Ahora bien, si el futuro nos ha sido expropiado y vivimos en un mundo en el que -irónicamente- lo único que se fuga para adelante es nuestra capacidad infinita de endeudarnos tanto a nivel individual como colectivo, ¿cómo reinventamos un tiempo-potencia, un tiempo para sí?
Que no se malentienda. No creo que sea insensato dejar de pensar en el futuro y concentrarse en el presente cuando todo en derredor es incierto, inseguro y precario. Pero justamente por estar condenadxs a sólo poder habitar y asir el hoy ¿no sería un acto de rebelión prefigurar un futuro mediato?
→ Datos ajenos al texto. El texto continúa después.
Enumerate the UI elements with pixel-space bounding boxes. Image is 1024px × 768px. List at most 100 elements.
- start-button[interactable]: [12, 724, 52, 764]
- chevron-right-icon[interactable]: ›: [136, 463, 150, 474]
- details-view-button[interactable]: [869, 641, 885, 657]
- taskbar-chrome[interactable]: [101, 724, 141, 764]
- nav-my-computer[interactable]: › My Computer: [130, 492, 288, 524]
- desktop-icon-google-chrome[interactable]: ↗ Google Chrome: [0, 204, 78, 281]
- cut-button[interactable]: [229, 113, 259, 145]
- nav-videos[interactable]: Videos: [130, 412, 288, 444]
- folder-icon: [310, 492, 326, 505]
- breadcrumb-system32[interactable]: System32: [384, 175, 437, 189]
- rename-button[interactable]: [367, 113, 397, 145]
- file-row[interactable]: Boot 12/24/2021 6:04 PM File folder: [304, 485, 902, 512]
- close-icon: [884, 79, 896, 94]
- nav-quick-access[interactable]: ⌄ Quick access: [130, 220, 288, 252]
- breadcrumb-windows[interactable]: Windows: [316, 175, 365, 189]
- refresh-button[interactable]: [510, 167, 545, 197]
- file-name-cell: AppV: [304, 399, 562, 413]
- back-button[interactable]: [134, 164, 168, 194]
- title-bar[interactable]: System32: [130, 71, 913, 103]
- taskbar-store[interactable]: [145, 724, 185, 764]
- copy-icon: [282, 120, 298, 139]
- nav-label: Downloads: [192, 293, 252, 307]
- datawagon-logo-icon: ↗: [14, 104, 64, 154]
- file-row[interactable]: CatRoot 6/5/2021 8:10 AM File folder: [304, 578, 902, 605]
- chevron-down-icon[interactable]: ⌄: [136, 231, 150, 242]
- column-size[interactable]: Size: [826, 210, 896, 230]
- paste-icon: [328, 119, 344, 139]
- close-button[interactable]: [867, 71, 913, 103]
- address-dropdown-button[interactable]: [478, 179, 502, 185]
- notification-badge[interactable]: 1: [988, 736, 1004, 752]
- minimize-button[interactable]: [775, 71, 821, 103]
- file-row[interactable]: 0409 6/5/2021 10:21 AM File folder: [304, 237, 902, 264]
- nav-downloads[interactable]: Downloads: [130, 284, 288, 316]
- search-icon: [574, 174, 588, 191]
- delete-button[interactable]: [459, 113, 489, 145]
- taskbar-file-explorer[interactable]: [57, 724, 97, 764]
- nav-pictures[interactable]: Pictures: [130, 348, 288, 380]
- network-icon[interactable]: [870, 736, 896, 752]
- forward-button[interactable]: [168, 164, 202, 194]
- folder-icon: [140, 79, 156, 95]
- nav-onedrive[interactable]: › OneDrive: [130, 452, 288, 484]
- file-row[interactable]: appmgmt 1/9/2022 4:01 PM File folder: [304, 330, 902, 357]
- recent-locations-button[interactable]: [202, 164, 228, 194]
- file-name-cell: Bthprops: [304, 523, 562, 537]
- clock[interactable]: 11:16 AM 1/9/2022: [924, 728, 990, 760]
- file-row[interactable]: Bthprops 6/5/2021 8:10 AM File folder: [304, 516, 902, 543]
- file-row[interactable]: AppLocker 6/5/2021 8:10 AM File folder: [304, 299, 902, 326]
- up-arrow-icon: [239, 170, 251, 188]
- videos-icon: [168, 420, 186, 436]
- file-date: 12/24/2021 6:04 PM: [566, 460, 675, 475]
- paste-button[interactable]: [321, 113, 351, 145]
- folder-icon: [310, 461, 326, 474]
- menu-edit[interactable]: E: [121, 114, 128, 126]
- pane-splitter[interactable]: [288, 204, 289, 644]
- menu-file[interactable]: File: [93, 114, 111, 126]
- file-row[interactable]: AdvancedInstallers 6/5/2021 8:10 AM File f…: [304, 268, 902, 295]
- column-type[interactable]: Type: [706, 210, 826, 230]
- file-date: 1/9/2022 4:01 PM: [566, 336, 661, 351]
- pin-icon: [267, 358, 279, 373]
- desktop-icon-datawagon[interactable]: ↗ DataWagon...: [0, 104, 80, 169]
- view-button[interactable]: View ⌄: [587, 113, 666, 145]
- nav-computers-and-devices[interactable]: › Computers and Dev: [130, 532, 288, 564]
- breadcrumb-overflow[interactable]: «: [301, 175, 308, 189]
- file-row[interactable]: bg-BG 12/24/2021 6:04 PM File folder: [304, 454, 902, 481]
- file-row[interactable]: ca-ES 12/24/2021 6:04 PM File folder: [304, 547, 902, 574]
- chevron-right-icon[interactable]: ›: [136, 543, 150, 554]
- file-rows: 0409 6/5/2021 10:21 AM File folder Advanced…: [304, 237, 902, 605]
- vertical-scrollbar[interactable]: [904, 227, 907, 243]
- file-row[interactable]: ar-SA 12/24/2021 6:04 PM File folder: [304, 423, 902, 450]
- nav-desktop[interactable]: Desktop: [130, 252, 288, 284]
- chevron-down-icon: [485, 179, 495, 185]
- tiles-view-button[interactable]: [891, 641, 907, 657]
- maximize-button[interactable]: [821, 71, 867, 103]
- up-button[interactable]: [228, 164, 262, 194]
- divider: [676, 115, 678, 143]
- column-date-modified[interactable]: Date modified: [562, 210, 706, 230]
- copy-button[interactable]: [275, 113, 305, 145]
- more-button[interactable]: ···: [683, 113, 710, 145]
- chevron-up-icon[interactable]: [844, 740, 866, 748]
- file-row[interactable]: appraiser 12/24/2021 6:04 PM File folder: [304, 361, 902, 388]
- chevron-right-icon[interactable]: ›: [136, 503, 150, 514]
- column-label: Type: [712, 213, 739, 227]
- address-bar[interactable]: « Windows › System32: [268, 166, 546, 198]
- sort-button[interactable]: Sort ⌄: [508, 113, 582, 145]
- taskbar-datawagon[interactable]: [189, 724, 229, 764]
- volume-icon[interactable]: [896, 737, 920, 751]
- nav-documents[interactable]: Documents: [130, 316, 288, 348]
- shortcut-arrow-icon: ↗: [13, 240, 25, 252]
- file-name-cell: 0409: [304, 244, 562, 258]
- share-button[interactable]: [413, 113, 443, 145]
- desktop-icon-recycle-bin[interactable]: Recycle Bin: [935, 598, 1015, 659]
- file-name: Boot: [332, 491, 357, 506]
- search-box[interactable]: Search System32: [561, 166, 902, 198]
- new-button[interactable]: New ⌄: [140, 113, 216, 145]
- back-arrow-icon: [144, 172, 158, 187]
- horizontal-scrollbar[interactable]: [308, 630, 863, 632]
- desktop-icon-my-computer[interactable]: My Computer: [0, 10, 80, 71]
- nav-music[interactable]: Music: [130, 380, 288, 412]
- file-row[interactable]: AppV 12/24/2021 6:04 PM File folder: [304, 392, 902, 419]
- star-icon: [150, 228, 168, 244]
Digo, un futuro que se situara entremedio de un mañana imaginado pero inalcanzable y la dictadura del eterno presente, un tiempo otro que nos permitiera trazar una estrategia para salir del atolladero en el que estamos inmersos. En otras palabras, un futuro para hacer realidad un proyecto que deshaga el sentido común imperante y nos instale ante otra posibilidad de mundo, de vida compartida.
Para eso, es preciso volver a delinear un horizonte.
Referencias:
Fisher M. (2017) Realismo capitalista ¿no hay alternativa? Buenos Aires: Caja Negra Editora.
Lazzarato M. (2020) El capital odia a todo el mundo. Fascismo o revolución. Buenos Aires: Eterna cadencia Editora.
López Petit S. (2015) Hijos de la noche. Buenos Aires: Tinta Limón.
Nietzche F. [1882] La Gaya Ciencia. Disponible en: https://www.academia.edu/8199700/Wilhelm_Nietzsche_Friedrich_De_La_Gaya_Ciencia
Trouillot M. R. (2011) Transformaciones globales: la antropología y el mundo moderno. Universidad del Cauca. Popayán. Colombia.